Question

Remove reference sequence from multifasta file

0

Entering edit mode

5 weeks ago

FJCF • 0

Hi everyone.

I'm a complete beginner in this field and I'm having a hard time with something that looked very simple. I'm working with a large bacterial genome dataset and I need to remove a reference sequence from a multifasta file (both its ID and its sequence). Is the first sequence in the file, but I don't find a simple solution for doing this task.

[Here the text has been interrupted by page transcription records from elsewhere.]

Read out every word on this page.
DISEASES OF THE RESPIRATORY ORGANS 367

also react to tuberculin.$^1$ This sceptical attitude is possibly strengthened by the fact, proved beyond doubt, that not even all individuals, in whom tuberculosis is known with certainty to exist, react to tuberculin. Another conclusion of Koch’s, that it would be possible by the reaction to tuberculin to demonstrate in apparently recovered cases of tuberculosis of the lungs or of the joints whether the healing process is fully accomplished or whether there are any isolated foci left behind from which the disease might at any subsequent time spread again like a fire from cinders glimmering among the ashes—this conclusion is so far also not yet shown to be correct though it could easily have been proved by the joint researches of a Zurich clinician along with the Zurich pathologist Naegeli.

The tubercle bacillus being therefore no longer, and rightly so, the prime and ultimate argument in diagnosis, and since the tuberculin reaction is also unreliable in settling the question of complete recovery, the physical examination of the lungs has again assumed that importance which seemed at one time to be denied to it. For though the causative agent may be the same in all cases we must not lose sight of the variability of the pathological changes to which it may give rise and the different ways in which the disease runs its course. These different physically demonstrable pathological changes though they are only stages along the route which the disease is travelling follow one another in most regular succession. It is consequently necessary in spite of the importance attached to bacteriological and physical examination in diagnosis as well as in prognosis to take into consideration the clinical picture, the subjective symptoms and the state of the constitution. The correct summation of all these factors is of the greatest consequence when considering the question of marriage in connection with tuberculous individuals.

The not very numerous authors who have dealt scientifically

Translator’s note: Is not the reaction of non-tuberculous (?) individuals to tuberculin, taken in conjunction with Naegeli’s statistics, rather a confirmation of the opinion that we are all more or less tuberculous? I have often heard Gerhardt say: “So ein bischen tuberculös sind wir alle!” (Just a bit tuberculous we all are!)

I've heard that using seqkit could be useful, but I'm don't really know how to use it.

I'd be grateful if someone could help me with this.

Thanks in advance!

fasta multifasta • 289 views

ADD COMMENT • link updated 5 weeks ago by lieven.sterck 15k • written 5 weeks ago by FJCF • 0

0

Entering edit mode

you might get some inspiration from this post : How To Remove Certain Sequences From A Fasta File or this one : How do I remove certain sequences in fast based on header?

ADD REPLY • link 5 weeks ago by lieven.sterck 15k

score 0 · Answer 1 · 2024-11-12

As long as your file is actually "multi-fasta" and the sequence you want to remove is first one in the file, the following will work:

 awk '/^>/ {printf("%s%s\t",(N>0?"\n":""),$0);N++;next;} {printf("%s",$0);} END {printf("\n");}' < multifasta.fa | awk 'NR>1' | tr "\t" "\n"  > new.fa

Explanation: First awk command linearizes a multi-line multi-fasta file. Second awk command (after the pipe) removes the first line/record. Final tr command reformats the single line file back to a multi-fasta file.

Replace multifasta.fa with your input file. Choose file name you want for output in place of new.fa.